Washington Editor

Trimeris Inc. and Hoffmann-La Roche Inc. on Tuesday filed a new drug application for Fuzeon, a fusion inhibitor designed to treat HIV patients.

Fuzeon (enfuvirtide) is a twice-daily subcutaneous injection formerly known as T-20.

Trimeris, of Durham, N.C., and Roche, of Nutley, N.J., referred to the drug as "the front-runner in a new class of anti-HIV drugs."

Indeed, Dennis Harp, a biotechnology analyst with Deutsche Bank-North America in New York, told BioWorld Today that Fuzeon is the only such drug that prevents HIV from entering the T cells. "All the other drugs work after viral entry has occurred and they work by preventing the virus from replicating. This actually prevents viral entry."

As a result, Harp expects Fuzeon is bound for FDA approval early next year. He anticipates peak annual sales to reach $600 million worldwide.

The companies have sought six-month priority review status and should be notified within two months as to whether they receive it.

Officials at Trimeris remain in a quiet period following a proposed public offering in late August. Trimeris registered to sell 2.3 million shares at $48.29 per share for up to $111 million in proceeds. (See BioWorld Today, Aug. 26, 2002.)

On Tuesday, Trimeris' stock (NASDAQ:TRMS) closed at $46.18, up 35 cents.

Dani Bolognesi, Trimeris' CEO, released a prepared statement saying, "Fuzeon was designed from the outset to block HIV replication in a completely different manner than current antiretroviral drugs, while not substantially adding to the toxicity of other agents. Fuzeon's unique mode of action is designed to block HIV before entering the human cell and if approved, it will represent the first of a new class of anti-HIV drugs in seven years."

Bolognesi and his colleague, Tom Matthews, discovered T-20 as researchers at Duke University. Later, the two founded Trimeris, and in 1999, signed a deal with Roche to develop the drug.

Georges Gemayel, vice president at Roche, released a prepared statement saying filing the NDA is an important step, and Heather Van Ness, a spokeswoman for the company, discussed the clinical trials with BioWorld Today.

"These studies have been conducted in patients who are treatment-experienced who have taken multiple drugs and developed resistance to several different combinations," she said. "We conducted the trials in this way because the greatest need for new treatments at this time in the developed world is in the area where patients have developed resistance and are running out of options."

According to a Trimeris-Roche press release, 78 percent of patients receiving treatment in North America and Europe are infected with a strain of HIV that has developed resistance to one or more anti-HIV drugs.

The NDA is based on two 24-week international Phase III trials referred to as TORO 1 and TORO 2 (T-20 vs. Optimized Regimen Only). Trimeris said data indicated that combination therapy with Fuzeon reduced HIV to undetectable levels in the blood in at least twice the percentage of patients as those who did not take the drug. (See BioWorld Today, July 9, 2002.)

TORO 1 included 491 patients who had been treated with 12 antiretroviral agents. Fifty-two percent of patients receiving Fuzeon experienced a 1.0 log¹⁰ or greater reduction in HIV levels. TORO 2 enrolled 504 patients who had previously been treated with 11 antiretroviral drugs. Twenty-eight percent of patients who received Fuzeon in combination with an optimized background regimen had undetectable blood levels (less than 400 copies/mL) of HIV at 24 weeks, compared to 14 percent receiving an optimized background regimen alone (p<0.0001).

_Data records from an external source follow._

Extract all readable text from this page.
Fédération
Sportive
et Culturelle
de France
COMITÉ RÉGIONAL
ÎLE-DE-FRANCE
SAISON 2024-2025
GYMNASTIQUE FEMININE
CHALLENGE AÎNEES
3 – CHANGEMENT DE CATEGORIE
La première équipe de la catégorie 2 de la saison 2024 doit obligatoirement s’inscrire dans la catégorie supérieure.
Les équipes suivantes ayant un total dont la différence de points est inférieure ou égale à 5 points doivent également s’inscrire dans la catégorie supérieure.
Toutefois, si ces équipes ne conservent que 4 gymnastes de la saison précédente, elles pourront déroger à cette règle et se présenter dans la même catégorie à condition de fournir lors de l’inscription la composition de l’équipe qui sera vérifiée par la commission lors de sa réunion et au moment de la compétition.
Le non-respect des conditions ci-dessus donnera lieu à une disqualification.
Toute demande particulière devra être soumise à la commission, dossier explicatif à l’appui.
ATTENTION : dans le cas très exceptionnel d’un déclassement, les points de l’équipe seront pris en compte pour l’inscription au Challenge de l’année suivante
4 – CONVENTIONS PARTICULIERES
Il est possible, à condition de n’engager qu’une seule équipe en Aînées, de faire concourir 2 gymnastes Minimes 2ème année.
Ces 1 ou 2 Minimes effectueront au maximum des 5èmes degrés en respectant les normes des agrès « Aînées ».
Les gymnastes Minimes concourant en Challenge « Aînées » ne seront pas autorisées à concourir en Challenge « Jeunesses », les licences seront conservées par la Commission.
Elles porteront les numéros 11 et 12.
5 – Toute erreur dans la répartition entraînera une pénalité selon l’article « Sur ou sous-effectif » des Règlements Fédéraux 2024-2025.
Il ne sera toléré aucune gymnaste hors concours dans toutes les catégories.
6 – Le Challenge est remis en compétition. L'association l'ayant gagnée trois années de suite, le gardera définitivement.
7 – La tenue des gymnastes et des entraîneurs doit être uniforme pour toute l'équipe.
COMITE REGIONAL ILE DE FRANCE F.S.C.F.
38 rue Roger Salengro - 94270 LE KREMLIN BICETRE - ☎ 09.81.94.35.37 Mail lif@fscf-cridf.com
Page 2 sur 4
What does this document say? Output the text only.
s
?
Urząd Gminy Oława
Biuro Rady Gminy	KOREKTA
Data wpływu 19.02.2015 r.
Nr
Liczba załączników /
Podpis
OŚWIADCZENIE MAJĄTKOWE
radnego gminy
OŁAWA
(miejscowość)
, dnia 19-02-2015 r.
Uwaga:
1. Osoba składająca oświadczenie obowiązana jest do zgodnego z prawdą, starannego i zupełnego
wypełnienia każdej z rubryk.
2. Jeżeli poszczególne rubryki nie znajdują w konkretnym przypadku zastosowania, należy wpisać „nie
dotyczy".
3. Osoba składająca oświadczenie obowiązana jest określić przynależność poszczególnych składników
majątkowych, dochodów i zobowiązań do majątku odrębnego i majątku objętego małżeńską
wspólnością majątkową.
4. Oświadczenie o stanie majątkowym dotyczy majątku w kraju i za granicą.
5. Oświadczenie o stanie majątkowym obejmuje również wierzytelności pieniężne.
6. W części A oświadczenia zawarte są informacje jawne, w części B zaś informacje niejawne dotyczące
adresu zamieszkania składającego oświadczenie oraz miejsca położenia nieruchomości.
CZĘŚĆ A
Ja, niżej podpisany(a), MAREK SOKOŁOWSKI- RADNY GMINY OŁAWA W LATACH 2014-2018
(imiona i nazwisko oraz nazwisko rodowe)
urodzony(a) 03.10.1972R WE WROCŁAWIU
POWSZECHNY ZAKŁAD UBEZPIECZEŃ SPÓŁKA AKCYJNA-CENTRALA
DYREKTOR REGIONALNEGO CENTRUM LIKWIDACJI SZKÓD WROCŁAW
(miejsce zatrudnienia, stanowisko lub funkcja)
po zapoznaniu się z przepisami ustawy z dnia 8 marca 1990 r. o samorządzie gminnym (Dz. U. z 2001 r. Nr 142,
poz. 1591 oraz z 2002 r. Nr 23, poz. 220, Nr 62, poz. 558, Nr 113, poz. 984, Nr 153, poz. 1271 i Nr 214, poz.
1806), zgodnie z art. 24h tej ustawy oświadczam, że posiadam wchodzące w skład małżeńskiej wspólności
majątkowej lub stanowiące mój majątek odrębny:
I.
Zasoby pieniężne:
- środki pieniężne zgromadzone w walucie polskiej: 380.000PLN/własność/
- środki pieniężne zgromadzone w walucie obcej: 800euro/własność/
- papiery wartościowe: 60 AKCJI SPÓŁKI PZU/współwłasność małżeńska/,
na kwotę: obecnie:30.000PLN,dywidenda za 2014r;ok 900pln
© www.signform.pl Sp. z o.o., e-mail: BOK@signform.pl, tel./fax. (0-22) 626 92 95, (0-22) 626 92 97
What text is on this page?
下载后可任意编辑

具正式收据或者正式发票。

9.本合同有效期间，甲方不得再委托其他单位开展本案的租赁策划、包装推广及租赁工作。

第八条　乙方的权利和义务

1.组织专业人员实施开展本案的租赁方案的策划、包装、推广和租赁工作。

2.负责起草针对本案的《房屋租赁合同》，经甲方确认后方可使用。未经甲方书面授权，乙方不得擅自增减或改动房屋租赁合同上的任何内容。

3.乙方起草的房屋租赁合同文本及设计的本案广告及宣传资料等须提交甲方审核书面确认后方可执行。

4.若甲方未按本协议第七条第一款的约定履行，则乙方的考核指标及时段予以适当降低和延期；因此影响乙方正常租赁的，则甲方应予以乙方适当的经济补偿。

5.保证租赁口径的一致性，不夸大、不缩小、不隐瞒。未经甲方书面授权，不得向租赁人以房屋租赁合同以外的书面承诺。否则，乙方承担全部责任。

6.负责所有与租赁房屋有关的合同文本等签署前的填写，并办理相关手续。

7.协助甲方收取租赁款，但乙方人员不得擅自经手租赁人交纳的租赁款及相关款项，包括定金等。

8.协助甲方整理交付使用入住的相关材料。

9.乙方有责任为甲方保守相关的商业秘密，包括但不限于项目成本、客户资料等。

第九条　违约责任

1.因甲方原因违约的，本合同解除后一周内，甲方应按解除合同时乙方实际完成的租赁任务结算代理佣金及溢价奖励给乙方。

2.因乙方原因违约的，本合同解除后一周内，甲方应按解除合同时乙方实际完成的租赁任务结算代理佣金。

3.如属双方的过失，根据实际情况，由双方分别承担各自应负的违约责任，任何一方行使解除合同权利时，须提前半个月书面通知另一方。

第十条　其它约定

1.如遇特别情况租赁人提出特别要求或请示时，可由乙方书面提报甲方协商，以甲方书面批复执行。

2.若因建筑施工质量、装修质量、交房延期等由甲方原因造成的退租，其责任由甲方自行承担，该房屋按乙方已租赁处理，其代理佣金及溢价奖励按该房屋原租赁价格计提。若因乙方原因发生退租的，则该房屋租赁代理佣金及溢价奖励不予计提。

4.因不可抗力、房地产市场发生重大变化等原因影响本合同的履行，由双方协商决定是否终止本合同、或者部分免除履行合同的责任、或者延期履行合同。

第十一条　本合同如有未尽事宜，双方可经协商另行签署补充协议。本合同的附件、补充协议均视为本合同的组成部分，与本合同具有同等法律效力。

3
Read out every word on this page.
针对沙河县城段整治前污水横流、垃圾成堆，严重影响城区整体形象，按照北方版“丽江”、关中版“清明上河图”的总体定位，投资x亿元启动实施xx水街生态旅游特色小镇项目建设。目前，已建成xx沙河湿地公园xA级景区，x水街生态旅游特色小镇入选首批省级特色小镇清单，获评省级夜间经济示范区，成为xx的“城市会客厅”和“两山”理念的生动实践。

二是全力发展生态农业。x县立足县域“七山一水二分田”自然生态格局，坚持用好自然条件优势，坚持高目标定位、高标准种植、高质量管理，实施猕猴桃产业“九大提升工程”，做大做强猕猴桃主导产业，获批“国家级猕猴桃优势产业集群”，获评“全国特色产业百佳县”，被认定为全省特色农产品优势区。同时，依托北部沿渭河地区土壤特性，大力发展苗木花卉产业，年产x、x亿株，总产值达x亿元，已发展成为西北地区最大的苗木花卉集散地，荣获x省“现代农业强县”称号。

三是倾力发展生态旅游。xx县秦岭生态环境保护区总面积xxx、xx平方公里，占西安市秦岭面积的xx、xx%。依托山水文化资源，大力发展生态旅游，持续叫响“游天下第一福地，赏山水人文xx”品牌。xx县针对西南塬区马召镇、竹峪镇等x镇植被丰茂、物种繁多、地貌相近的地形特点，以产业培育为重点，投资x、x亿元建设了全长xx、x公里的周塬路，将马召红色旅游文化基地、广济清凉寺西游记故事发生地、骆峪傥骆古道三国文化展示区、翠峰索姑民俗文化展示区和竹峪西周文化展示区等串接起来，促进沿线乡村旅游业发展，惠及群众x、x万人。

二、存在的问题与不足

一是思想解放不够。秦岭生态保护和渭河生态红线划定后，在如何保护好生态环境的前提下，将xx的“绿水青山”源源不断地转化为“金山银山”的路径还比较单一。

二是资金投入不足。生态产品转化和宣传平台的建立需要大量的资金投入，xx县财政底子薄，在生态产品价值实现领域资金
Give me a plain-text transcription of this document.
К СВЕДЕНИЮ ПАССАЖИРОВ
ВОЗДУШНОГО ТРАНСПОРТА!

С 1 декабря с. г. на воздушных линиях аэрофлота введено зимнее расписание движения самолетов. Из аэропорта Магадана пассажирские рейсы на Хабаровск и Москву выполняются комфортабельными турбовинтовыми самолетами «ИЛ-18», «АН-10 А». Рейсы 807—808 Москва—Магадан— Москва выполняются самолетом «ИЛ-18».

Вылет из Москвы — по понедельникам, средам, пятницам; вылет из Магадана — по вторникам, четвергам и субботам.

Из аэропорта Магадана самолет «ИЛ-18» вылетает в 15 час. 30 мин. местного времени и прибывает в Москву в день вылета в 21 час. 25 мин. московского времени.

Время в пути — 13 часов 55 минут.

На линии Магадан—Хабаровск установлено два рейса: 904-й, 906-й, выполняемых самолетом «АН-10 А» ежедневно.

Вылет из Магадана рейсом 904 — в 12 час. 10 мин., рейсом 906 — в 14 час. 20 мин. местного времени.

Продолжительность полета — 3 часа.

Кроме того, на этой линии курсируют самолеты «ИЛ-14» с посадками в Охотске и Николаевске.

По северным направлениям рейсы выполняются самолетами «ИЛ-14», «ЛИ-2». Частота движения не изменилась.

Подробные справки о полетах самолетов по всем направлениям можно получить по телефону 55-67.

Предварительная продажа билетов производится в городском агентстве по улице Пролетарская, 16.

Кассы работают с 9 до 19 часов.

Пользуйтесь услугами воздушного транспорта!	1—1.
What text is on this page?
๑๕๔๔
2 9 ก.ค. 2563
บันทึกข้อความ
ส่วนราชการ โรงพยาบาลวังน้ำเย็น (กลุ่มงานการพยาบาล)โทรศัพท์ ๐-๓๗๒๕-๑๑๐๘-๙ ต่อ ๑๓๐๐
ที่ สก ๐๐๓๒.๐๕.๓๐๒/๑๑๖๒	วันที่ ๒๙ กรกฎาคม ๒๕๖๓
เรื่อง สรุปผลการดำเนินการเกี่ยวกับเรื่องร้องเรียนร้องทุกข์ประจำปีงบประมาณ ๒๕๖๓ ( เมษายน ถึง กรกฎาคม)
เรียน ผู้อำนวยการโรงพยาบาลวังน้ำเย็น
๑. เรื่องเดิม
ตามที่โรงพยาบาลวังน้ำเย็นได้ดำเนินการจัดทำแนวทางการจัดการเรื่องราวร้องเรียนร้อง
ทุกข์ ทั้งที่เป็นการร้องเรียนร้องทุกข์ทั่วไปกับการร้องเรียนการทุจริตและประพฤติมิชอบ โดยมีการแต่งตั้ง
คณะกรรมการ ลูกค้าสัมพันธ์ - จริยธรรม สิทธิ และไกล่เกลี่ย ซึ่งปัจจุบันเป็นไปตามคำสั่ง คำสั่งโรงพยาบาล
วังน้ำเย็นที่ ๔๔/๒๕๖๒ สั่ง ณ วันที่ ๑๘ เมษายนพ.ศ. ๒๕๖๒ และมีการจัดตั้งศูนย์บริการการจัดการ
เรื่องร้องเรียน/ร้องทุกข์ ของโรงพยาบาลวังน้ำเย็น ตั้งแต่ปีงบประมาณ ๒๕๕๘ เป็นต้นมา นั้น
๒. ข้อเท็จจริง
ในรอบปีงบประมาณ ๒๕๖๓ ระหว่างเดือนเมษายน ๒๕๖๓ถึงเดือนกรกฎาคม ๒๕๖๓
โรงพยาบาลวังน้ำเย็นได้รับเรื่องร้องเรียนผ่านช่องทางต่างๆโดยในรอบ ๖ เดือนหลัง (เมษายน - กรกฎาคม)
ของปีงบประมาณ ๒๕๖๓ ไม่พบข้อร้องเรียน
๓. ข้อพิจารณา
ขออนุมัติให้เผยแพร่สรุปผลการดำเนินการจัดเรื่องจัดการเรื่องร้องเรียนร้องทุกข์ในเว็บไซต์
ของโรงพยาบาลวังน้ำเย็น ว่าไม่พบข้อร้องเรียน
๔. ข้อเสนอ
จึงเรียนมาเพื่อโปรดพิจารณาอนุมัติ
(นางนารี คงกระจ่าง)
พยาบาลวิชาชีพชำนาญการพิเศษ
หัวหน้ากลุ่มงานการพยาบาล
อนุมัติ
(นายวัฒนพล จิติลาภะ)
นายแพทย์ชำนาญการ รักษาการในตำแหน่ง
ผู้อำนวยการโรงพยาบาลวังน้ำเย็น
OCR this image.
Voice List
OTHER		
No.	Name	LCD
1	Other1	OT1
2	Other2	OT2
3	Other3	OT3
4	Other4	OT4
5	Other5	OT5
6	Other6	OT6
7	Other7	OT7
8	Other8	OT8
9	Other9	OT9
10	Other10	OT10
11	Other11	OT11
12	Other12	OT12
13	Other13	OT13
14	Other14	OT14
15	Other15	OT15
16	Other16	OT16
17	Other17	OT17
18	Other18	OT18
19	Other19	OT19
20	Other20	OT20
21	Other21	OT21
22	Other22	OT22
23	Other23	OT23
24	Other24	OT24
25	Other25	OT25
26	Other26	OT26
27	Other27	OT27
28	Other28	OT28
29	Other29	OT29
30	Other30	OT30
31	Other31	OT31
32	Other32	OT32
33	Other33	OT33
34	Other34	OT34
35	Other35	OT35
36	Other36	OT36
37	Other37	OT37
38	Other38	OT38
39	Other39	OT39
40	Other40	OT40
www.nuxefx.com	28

Harp said it's not likely that Fuzeon will be used only in patients who have developed resistance. "Because the drug is administered as an injection twice a day, it is less convenient than the other medications that are available. While it is not a requirement that it is given to patients who have developed resistance, in practice, most patients will be put on the oral agent first and once resistance develops, they would move on to Fuzeon. I would say it can be administered at home; it's the type of injection that would be similar to what an insulin-dependent diabetic might self-administer."

Also on Tuesday, the companies said they validated the first of three commercial batches of active ingredient for Fuzeon at the Roche Colorado manufacturing facility.

The companies initially entered a partnership to develop Fuzeon and T-1249 in 1999. (T-1249, also a fusion inhibitor, is in Phase I/II studies.) But in June 2001, the two extended the partnership to equally fund research for additional candidates.

As part of the deal, the companies share development expenses 50-50 in the U.S. and Canada. Outside those areas, Roche will fund all development costs and will pay Trimeris royalties on the net sales of these products.

Roche would not discuss the amount it has paid Trimeris, but in April, Bolognesi told BioWorld Today the figure was about $12 million. (See BioWorld Today, April 19, 2002.)

The companies plan to file for approval in Europe before the end of September.